To investigate the relationship between medications with a known risk of gastrointestinal bleeding and proton pump inhibitor (PPI) prescription not according to guidelines.
An analysis of the records of 592 hospitalised patients aged 65 years or older was undertaken. The number of all medicines, potentially inappropriate medicines according to the EU(7)-PIM list and the Beers Criteria 2019 and medicines with a known risk of gastrointestinal bleeding, was compared in patients with PPI prescription not given based on guidelines and in patients with no PPI prescription.
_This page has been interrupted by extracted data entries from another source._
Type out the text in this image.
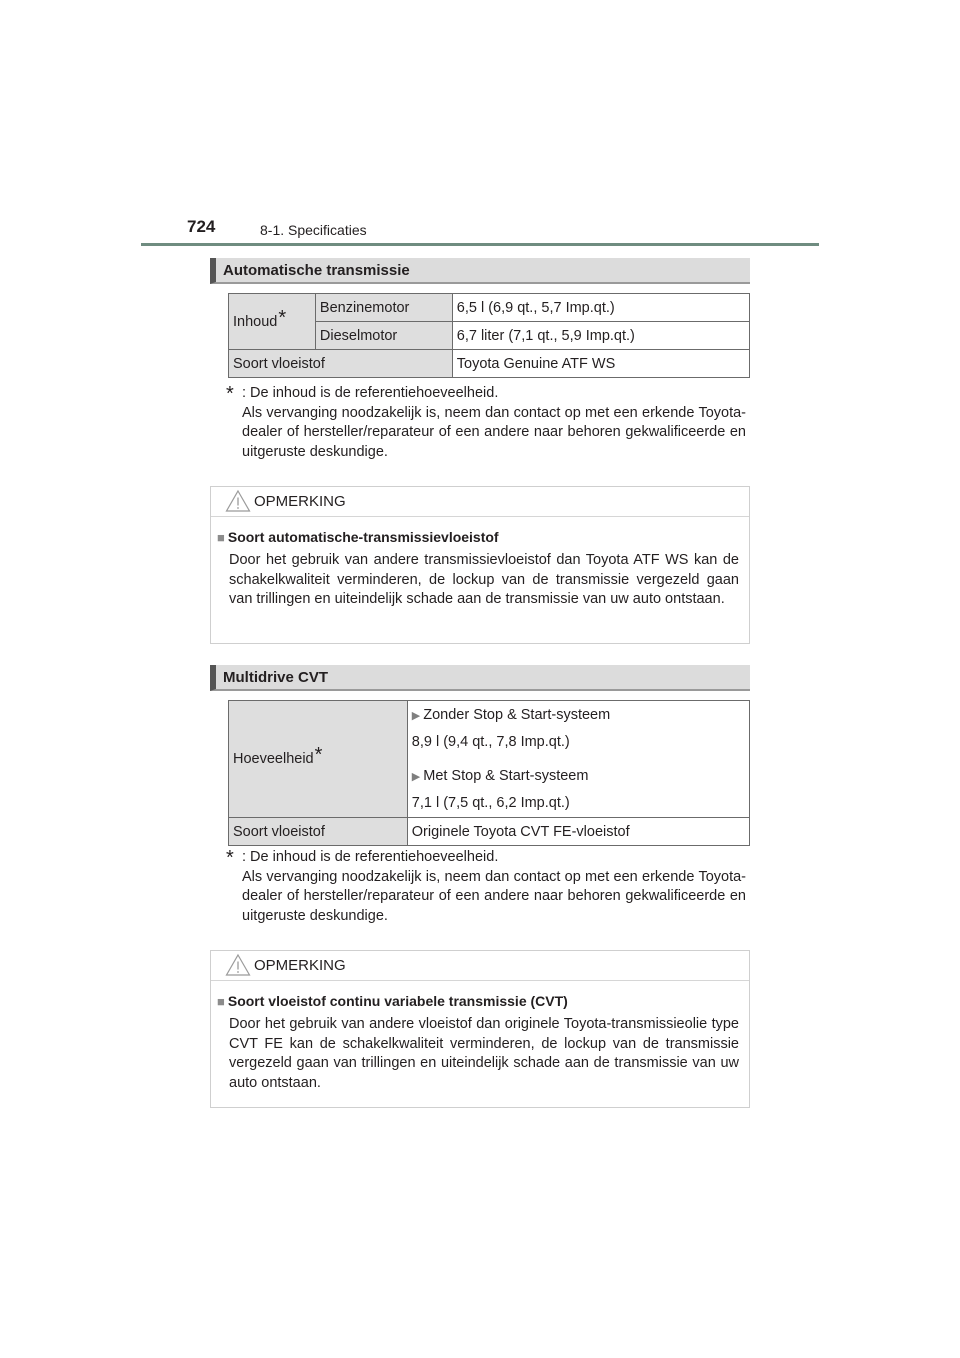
724	8-1. Specificaties
Automatische transmissie
Inhoud*	Benzinemotor	6,5 l (6,9 qt., 5,7 Imp.qt.)
	Dieselmotor	6,7 liter (7,1 qt., 5,9 Imp.qt.)
Soort vloeistof		Toyota Genuine ATF WS
* : De inhoud is de referentiehoeveelheid.
Als vervanging noodzakelijk is, neem dan contact op met een erkende Toyota-dealer of hersteller/reparateur of een andere naar behoren gekwalificeerde en uitgeruste deskundige.
OPMERKING
■ Soort automatische-transmissievloeistof
Door het gebruik van andere transmissievloeistof dan Toyota ATF WS kan de schakelkwaliteit verminderen, de lockup van de transmissie vergezeld gaan van trillingen en uiteindelijk schade aan de transmissie van uw auto ontstaan.
Multidrive CVT
Hoeveelheid*	▶ Zonder Stop & Start-systeem
8,9 l (9,4 qt., 7,8 Imp.qt.)
▶ Met Stop & Start-systeem
7,1 l (7,5 qt., 6,2 Imp.qt.)

Soort vloeistof	Originele Toyota CVT FE-vloeistof
* : De inhoud is de referentiehoeveelheid.
Als vervanging noodzakelijk is, neem dan contact op met een erkende Toyota-dealer of hersteller/reparateur of een andere naar behoren gekwalificeerde en uitgeruste deskundige.
OPMERKING
■ Soort vloeistof continu variabele transmissie (CVT)
Door het gebruik van andere vloeistof dan originele Toyota-transmissieolie type CVT FE kan de schakelkwaliteit verminderen, de lockup van de transmissie vergezeld gaan van trillingen en uiteindelijk schade aan de transmissie van uw auto ontstaan.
Patients prescribed PPI not based on guidelines used more medications on average (9.6 vs. 6.4, p < 0.001), more PIMs according to the EU(7)-PIM list (2.4 vs. 1.1, p < 0.001) and the Beers criteria (2.0 vs. 0.6, p < 0.001) at hospital admission and at discharge (8.9 vs. 7.5, p < 0.001, mean number of medications), (2.0 vs. 1.2, p < 0.001, EU(7)-PIM list), (1.9 vs. 0.8, p < 0.001, Beers criteria) than patients with no PPI prescription. Patients prescribed PPI not according to guidelines were more frequently using direct oral anticoagulants (28% vs. 12.8%, p < 0.001), corticosteroids (5.3% vs. 0.7%, p = 0.025) at hospital admission and at discharge (25.9% vs. 16.5%, p = 0.018, oral anticoagulants), (6.6% vs. 1%, p = 0.006, corticosteroids), (13.3% vs. 5.4%, p = 0.004, warfarin) than patients with no PPI prescription.
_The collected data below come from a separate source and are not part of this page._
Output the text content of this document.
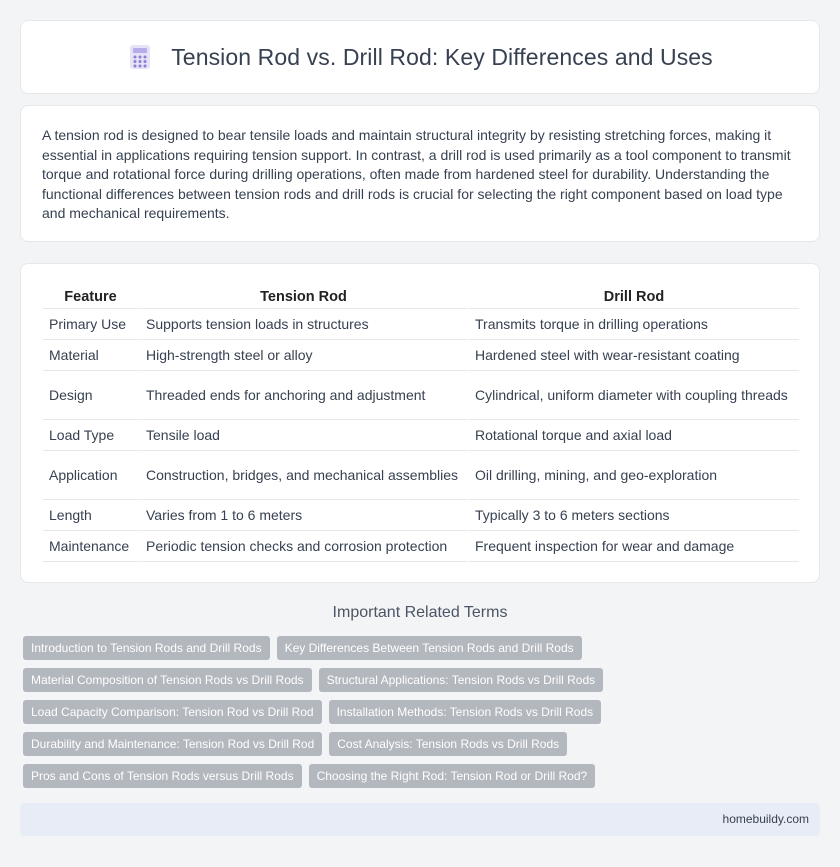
Tension Rod vs. Drill Rod: Key Differences and Uses

A tension rod is designed to bear tensile loads and maintain structural integrity by resisting stretching forces, making it essential in applications requiring tension support. In contrast, a drill rod is used primarily as a tool component to transmit torque and rotational force during drilling operations, often made from hardened steel for durability. Understanding the functional differences between tension rods and drill rods is crucial for selecting the right component based on load type and mechanical requirements.

Feature	Tension Rod	Drill Rod
Primary Use	Supports tension loads in structures	Transmits torque in drilling operations
Material	High-strength steel or alloy	Hardened steel with wear-resistant coating
Design	Threaded ends for anchoring and adjustment	Cylindrical, uniform diameter with coupling threads
Load Type	Tensile load	Rotational torque and axial load
Application	Construction, bridges, and mechanical assemblies	Oil drilling, mining, and geo-exploration
Length	Varies from 1 to 6 meters	Typically 3 to 6 meters sections
Maintenance	Periodic tension checks and corrosion protection	Frequent inspection for wear and damage
Important Related Terms
Introduction to Tension Rods and Drill Rods	Key Differences Between Tension Rods and Drill Rods
Material Composition of Tension Rods vs Drill Rods	Structural Applications: Tension Rods vs Drill Rods
Load Capacity Comparison: Tension Rod vs Drill Rod	Installation Methods: Tension Rods vs Drill Rods
Durability and Maintenance: Tension Rod vs Drill Rod	Cost Analysis: Tension Rods vs Drill Rods
Pros and Cons of Tension Rods versus Drill Rods	Choosing the Right Rod: Tension Rod or Drill Rod?
homebuildy.com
The number of medications, potentially inappropriate medications according to the EU(7)-PIM list and Beers criteria, and the use of direct oral anticoagulants, warfarin and corticosteroid prescriptions were the medication-related factors associated with PPI prescription not according to guidelines in elderly patients.
研究已知有胃肠道出血风险的药物与未按指南开具质子泵抑制剂(PPI)处方之间的关系。
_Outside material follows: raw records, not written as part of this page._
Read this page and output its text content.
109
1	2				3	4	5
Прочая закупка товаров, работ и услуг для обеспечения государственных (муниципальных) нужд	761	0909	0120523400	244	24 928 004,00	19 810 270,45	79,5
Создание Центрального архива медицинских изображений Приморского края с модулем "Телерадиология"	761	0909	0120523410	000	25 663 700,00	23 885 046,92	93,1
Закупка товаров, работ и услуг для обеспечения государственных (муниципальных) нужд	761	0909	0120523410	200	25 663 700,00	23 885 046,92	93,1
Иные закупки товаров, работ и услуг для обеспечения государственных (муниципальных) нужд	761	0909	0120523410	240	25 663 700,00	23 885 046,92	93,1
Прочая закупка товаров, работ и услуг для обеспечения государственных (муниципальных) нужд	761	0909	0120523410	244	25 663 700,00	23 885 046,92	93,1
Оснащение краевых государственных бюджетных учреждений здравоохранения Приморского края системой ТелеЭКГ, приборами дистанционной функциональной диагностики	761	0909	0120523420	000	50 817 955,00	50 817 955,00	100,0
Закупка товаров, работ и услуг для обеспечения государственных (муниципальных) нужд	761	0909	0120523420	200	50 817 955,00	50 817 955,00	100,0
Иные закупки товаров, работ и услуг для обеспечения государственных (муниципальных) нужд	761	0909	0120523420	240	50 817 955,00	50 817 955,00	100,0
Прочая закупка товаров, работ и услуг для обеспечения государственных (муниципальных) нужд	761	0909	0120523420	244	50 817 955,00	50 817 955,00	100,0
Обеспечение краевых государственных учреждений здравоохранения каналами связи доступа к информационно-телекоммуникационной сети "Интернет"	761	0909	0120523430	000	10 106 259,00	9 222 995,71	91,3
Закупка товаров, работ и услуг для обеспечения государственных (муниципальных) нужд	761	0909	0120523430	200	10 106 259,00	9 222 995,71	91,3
对592名65岁及以上住院患者的记录进行分析。比较了未按指南开具PPI处方的患者和未开具PPI处方的患者中所有药物的数量、根据欧盟(7)-PIM清单和2019年Beers标准判定的潜在不适当药物的数量以及已知有胃肠道出血风险的药物的数量。
未按指南开具PPI处方的患者在入院时和出院时平均使用的药物更多(9.6种对6.4种,p<0.001),根据欧盟(7)-PIM清单判定的潜在不适当药物更多(2.4种对1.1种,p<0.001),根据Beers标准判定的潜在不适当药物也更多(2.0种对0.6种,p<0.001)(平均药物数量:8.9种对7.5种,p<0.001),(欧盟(7)-PIM清单:2.0种对1.2种,p<0.001),(Beers标准:1.9种对0.8种,p<0.001)。未按指南开具PPI处方的患者在入院时和出院时更频繁地使用直接口服抗凝剂(28%对12.8%,p<0.001)、皮质类固醇(5.3%对0.7%,p=0.025)(口服抗凝剂:25.9%对16.5%,p=0.018),(皮质类固醇:6.6%对1%,p=0.006),(华法林:13.3%对5.4%,p=0.004)。
药物数量、根据欧盟(7)-PIM清单和Beers标准判定的潜在不适当药物数量以及直接口服抗凝剂、华法林和皮质类固醇处方的使用是与老年患者未按指南开具PPI处方相关的药物相关因素。